Últimamente, opto por un local cerca de mi casa. Barato, comida casera y trato
amable. La dueña ya me conoce y me reserva la mesa bajo la escalera,
donde me llegan mejor retazos de conversaciones y además, paso
desapercibida. Ceno sola. Ya lo dije: estoy trabajando. Cada semana
pido un menú diferente. “Lo que me aconseje la casa”. Y doy un
trago a mi copa de vino. Eso que no falte. Una copita de vino blanco
para acompañar mi soledad.
Antes
de que me sirvan, hojeo un libro. Es mi momento de relax. De vez en
cuando, levanto la vista y contemplo la estancia y a las personas que
han ocupado sus sitios a mi alrededor. Familias, amigas, compañeras
de trabajo, cenas de negocios, parejas que recién comienzan,
matrimonios consolidados... De todo pasa ante mis ojos. A veces, no
hace falta el lenguaje verbal, porque una lágrima cae, una mirada
despierta, un abrazo anima, una sonrisa enamora, dos manos se
acarician sobre el mantel... Me sirve para hacerme una composición
de lugar y trazar las primeras líneas de mi esbozo. Más tarde, mis
oídos comienzan a captar también las risas, anécdotas,
preocupaciones, peticiones, propuestas de matrimonio o de divorcio,
el niño que no quiere comer o que quiere un poco de cada cosa, el
cierre de un negocio beneficioso para ambas partes, una solicitud de
perdón y una respuesta afirmativa o no... Compruebo que estamos
hechas de sonidos y de silencios que desvelan historias. Y empieza a
orquestarse todo. Termino mi primera copa de vino y continúo con mi
observación participante.
Durante
varias semanas seguidas veo al mismo tipo, solo, en la barra. Bebe
vino. Blanco, como yo. Pero la copa le dura más. Y únicamente toma
una. Luce un sombrero sobre su cabeza y una barba oscura, bien
cuidada. Nuestras miradas se cruzan sin quererlo varias veces. Me
pregunto qué hace allí. ¿Vendrá todos los días? ¿Quizás quiera
ahogar sus penas en alcohol? Difícil con un poco de vino. ¿Cuáles
serán sus miedos, sus inquietudes, sus creencias? ¿Qué guardará
en la pequeña bandolera que le cuelga del hombro? ¿A qué se
dedicará? Imagino que a la pintura. Tiene aspecto de bohemio. Y de
no llegar a fin de mes con holgura. Puede que espere a alguien que
nunca llega. Puede. Puede que haya salido de trabajar, un viernes por
la noche y quiera relajarse un poco antes de encerrarse todo el fin
de semana con su mujer y sus tres hijos pequeños. Pero no. Habíamos
quedado que era un artista. Los artistas de verdad no tienen un
empleo formal ni crean una familia tradicional. Al menos, en mi
imaginario.
Una
noche algo cambia. Hace calor y el establecimiento ha sacado las
mesas fuera. Yo también he cogido posición en la terraza. Mi
concentración está dividida entre las explicaciones que una chica
joven le da a otra -sobre cómo va a dejar a su novio por estar
enganchado al fútbol y no destinarle un tiempo a ella- y enrollar
mis espaguetis en la cuchara sin que se escurran, caigan en la salsa
y me salpiquen la ropa. Cuando lo veo entrar. El hombre del sombrero.
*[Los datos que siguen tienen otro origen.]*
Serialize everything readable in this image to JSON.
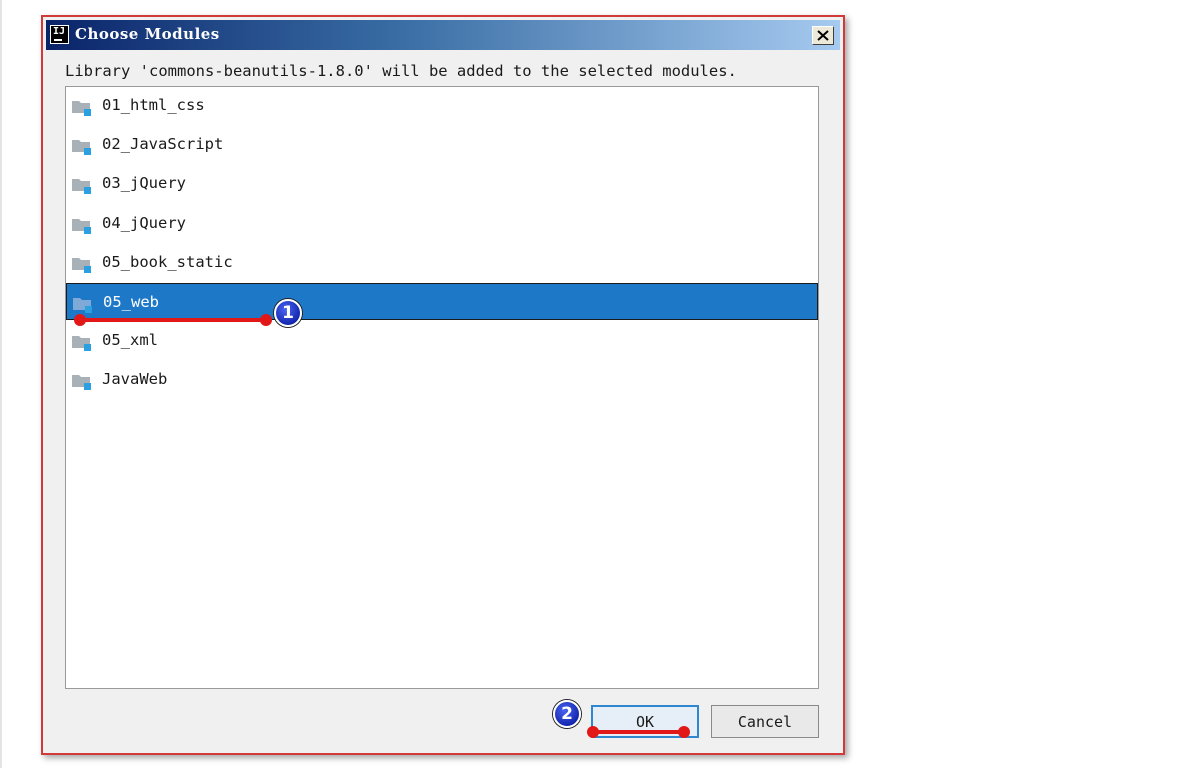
{
  "dialog": {
    "title": "Choose Modules",
    "app_icon_text": "IJ",
    "message": "Library 'commons-beanutils-1.8.0' will be added to the selected modules."
  },
  "modules": [
    {
      "label": "01_html_css",
      "selected": false
    },
    {
      "label": "02_JavaScript",
      "selected": false
    },
    {
      "label": "03_jQuery",
      "selected": false
    },
    {
      "label": "04_jQuery",
      "selected": false
    },
    {
      "label": "05_book_static",
      "selected": false
    },
    {
      "label": "05_web",
      "selected": true
    },
    {
      "label": "05_xml",
      "selected": false
    },
    {
      "label": "JavaWeb",
      "selected": false
    }
  ],
  "buttons": {
    "ok_label": "OK",
    "cancel_label": "Cancel"
  },
  "annotations": {
    "step1_number": "1",
    "step2_number": "2"
  },
  "icons": {
    "close": "close-icon",
    "folder": "module-folder-icon"
  },
  "colors": {
    "selection": "#1e78c8",
    "annotation_line": "#e21818",
    "annotation_marker": "#1428b0",
    "dialog_border": "#d23a3a"
  }
}
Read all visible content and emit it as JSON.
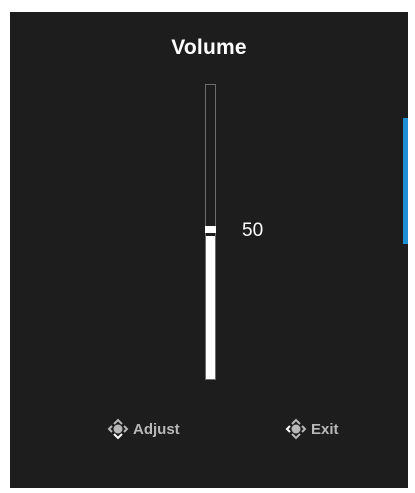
{
  "osd": {
    "title": "Volume",
    "slider": {
      "value": "50",
      "value_fraction": 0.5
    },
    "accent_color": "#1e90d6",
    "background_color": "#1d1d1d"
  },
  "hints": {
    "adjust": {
      "icon": "joystick-up-down-icon",
      "label": "Adjust"
    },
    "exit": {
      "icon": "joystick-left-icon",
      "label": "Exit"
    }
  }
}
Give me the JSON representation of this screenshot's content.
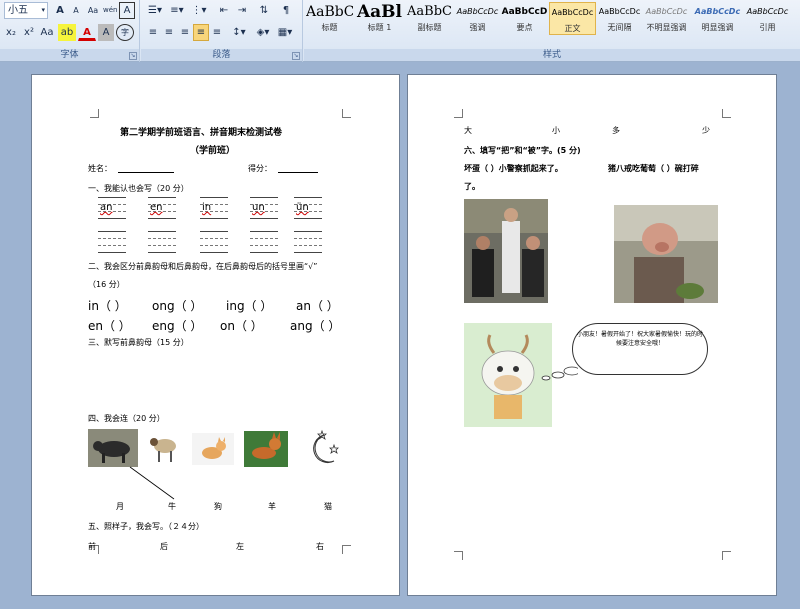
{
  "ribbon": {
    "font_size_value": "小五",
    "font_group_label": "字体",
    "paragraph_group_label": "段落",
    "styles_group_label": "样式",
    "buttons": {
      "grow_font": "A",
      "shrink_font": "A",
      "clear_format": "Aa",
      "phonetic": "wén",
      "border_char": "A",
      "subscript": "x₂",
      "superscript": "x²",
      "change_case": "Aa",
      "highlight": "ab",
      "font_color": "A",
      "char_shade": "A",
      "enclose": "字"
    },
    "styles": [
      {
        "preview": "AaBbC",
        "name": "标题"
      },
      {
        "preview": "AaBl",
        "name": "标题 1"
      },
      {
        "preview": "AaBbC",
        "name": "副标题"
      },
      {
        "preview": "AaBbCcDc",
        "name": "强调"
      },
      {
        "preview": "AaBbCcD",
        "name": "要点"
      },
      {
        "preview": "AaBbCcDc",
        "name": "正文"
      },
      {
        "preview": "AaBbCcDc",
        "name": "无间隔"
      },
      {
        "preview": "AaBbCcDc",
        "name": "不明显强调"
      },
      {
        "preview": "AaBbCcDc",
        "name": "明显强调"
      },
      {
        "preview": "AaBbCcDc",
        "name": "引用"
      }
    ]
  },
  "page1": {
    "title": "第二学期学前班语言、拼音期末检测试卷",
    "subtitle": "（学前班）",
    "name_label": "姓名：",
    "score_label": "得分：",
    "q1": "一、我能认也会写（20 分）",
    "q1_items": [
      "an",
      "en",
      "in",
      "un",
      "ün"
    ],
    "q2": "二、我会区分前鼻韵母和后鼻韵母，在后鼻韵母后的括号里画“√”",
    "q2_points": "（16 分）",
    "q2_row1": [
      "in（  ）",
      "ong（  ）",
      "ing（  ）",
      "an（  ）"
    ],
    "q2_row2": [
      "en（  ）",
      "eng（  ）",
      "on（  ）",
      "ang（  ）"
    ],
    "q3": "三、默写前鼻韵母（15 分）",
    "q4": "四、我会连（20 分）",
    "q4_words": [
      "月",
      "牛",
      "狗",
      "羊",
      "猫"
    ],
    "q5": "五、照样子，我会写。（２４分）",
    "q5_words": [
      "前",
      "后",
      "左",
      "右"
    ]
  },
  "page2": {
    "top_words": [
      "大",
      "小",
      "多",
      "少"
    ],
    "q6": "六、填写“把”和“被”字。(5 分)",
    "q6_line1_a": "坏蛋（    ）小警察抓起来了。",
    "q6_line1_b": "猪八戒吃葡萄（    ）碗打碎",
    "q6_line2": "了。",
    "bubble_text": "小朋友！暑假开始了！祝大家暑假愉快！玩的时候要注意安全哦！"
  }
}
Nos miramos con la simpatía que proporciona la costumbre y sigo a lo
mío. Sin embargo, al poco rato, siento una presencia que se acerca a
mi mesa y se sienta frente a mí. El hombre del sombrero. Le miro
perpleja y me devuelve la mirada, ladino. En ese momento, le traen
otro plato de espaguetis y otra copa de vino. Blanco, como la mía.